For the narrator, her own identity is uncertain. She is Black and British. She is uncertain about how much she belongs in England and to this new class she has arrived in (new money) and the one she is about to marry into (old wealth). She speaks of her boyfriend’s wealthy father:
“He raised up his quill and drew me into their world. On the page of that evening I was a part of it, I belonged.”
Later she talks about the country she is from “I only know Jamaica from stories. Visiting aunts and uncles, cousins and family. . . A promise of a welcome, warm loving family, always, retreating. They all fly black.
“I stay here. Their English cousin.”
At her office, she is accused of unfairly benefiting from affirmative action. A man tells her it is easier for her because she is Black. He just wants things to be “fair.” Brown includes wisps of scenes, piled together, to create a compelling story about race in England. Brown’s work showcases what Claudia Rankine calls microaggressions with profound intellect and has created a Woolfian novel about them. The endless baderging of being Black in a White corporate world, having to deliver diversity speeches to schoolchildren, being treated as someone with money, but not wealth. The novel works very well.
Race, class and gender are encapsulated in a beautiful way in Assembly. The men continually ask the narrator to be lower than her class. The men in the office don’t know how to figure out an espresso machine and ask her to make their coffee. She is reduced, as a common trope: a person of color having to care for a white person. It is a kind of servitude, an expectation. This happens again when her co-worker asks her to buy his airplane ticket. She, a successful financial executive, is asked to do menial chores. This is where the suspense is created in the book. The reader wants to know: will she subscribe to all of this? Will she marry into this white, wealthy family? Will she continue to work at this firm? Or will she choose death, either literal or metaphoric?
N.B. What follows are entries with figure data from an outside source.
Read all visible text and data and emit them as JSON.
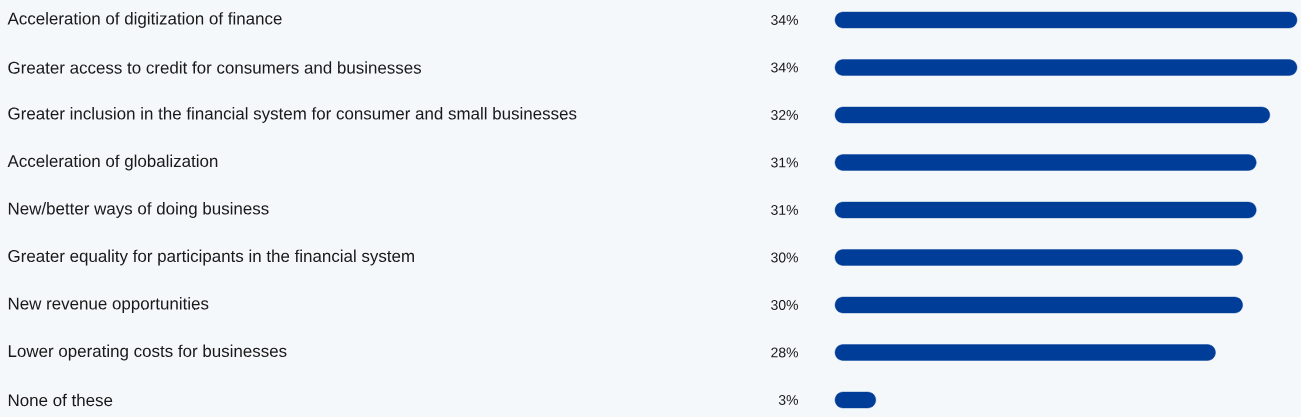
{
  "chart_data": {
    "type": "bar",
    "orientation": "horizontal",
    "categories": [
      "Acceleration of digitization of finance",
      "Greater access to credit for consumers and businesses",
      "Greater inclusion in the financial system for consumer and small businesses",
      "Acceleration of globalization",
      "New/better ways of doing business",
      "Greater equality for participants in the financial system",
      "New revenue opportunities",
      "Lower operating costs for businesses",
      "None of these"
    ],
    "values": [
      34,
      34,
      32,
      31,
      31,
      30,
      30,
      28,
      3
    ],
    "value_labels": [
      "34%",
      "34%",
      "32%",
      "31%",
      "31%",
      "30%",
      "30%",
      "28%",
      "3%"
    ],
    "color": "#003d99"
  }
}
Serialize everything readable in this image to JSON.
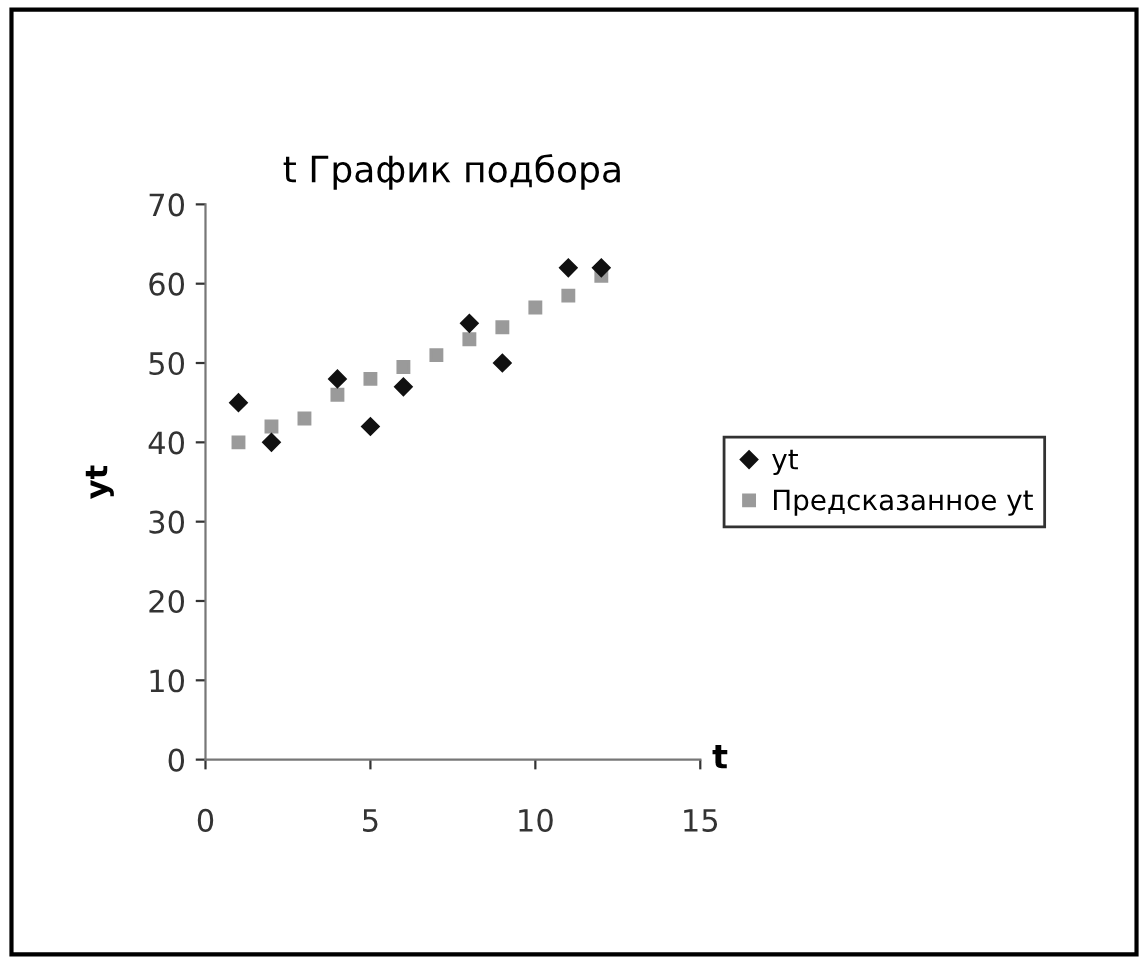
{
  "chart_data": {
    "type": "scatter",
    "title": "t График подбора",
    "xlabel": "t",
    "ylabel": "yt",
    "x": [
      1,
      2,
      3,
      4,
      5,
      6,
      7,
      8,
      9,
      10,
      11,
      12
    ],
    "series": [
      {
        "name": "yt",
        "color": "#111111",
        "marker": "diamond",
        "values": [
          45,
          40,
          null,
          48,
          42,
          47,
          null,
          55,
          50,
          null,
          62,
          62
        ]
      },
      {
        "name": "Предсказанное yt",
        "color": "#9a9a9a",
        "marker": "square",
        "values": [
          40,
          42,
          43,
          46,
          48,
          49.5,
          51,
          53,
          54.5,
          57,
          58.5,
          61
        ]
      }
    ],
    "xlim": [
      0,
      15
    ],
    "xticks": [
      0,
      5,
      10,
      15
    ],
    "ylim": [
      0,
      70
    ],
    "yticks": [
      0,
      10,
      20,
      30,
      40,
      50,
      60,
      70
    ],
    "grid": false,
    "legend": "right"
  }
}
If Assembly has a flaw, it’s that it is a novel in defiance of story. Our main narrator is not named. She is not fleshed out. She is, in some ways, a device: a symbol to show how racism affects many of this demographic: successful, Black women. The feeling of “story”, and by this I mean, a series of events with emotional consequences, comes at the end of the novel. We know she has been diagnosed with cancer. We know she is Black and potentially marrying into a White family. We know she must struggle with class. A laborer in the fields at the anniversary party calls out to her, “Pretty lady, you think it’s fair? You stroll in the sunshine while I work, eh?” This is what interests me the most about Assembly; it takes on what Woolf didn’t: race, class and gender and compounds it so the reader feels that they are in a pressure cooker of identities.
And yet, the novel returns to its most familiar place: uncertainty. The white boyfriend with all of his privileges suddenly becomes uncertain. A good novel allows us to question ourselves from every angle and Assembly does this brilliantly.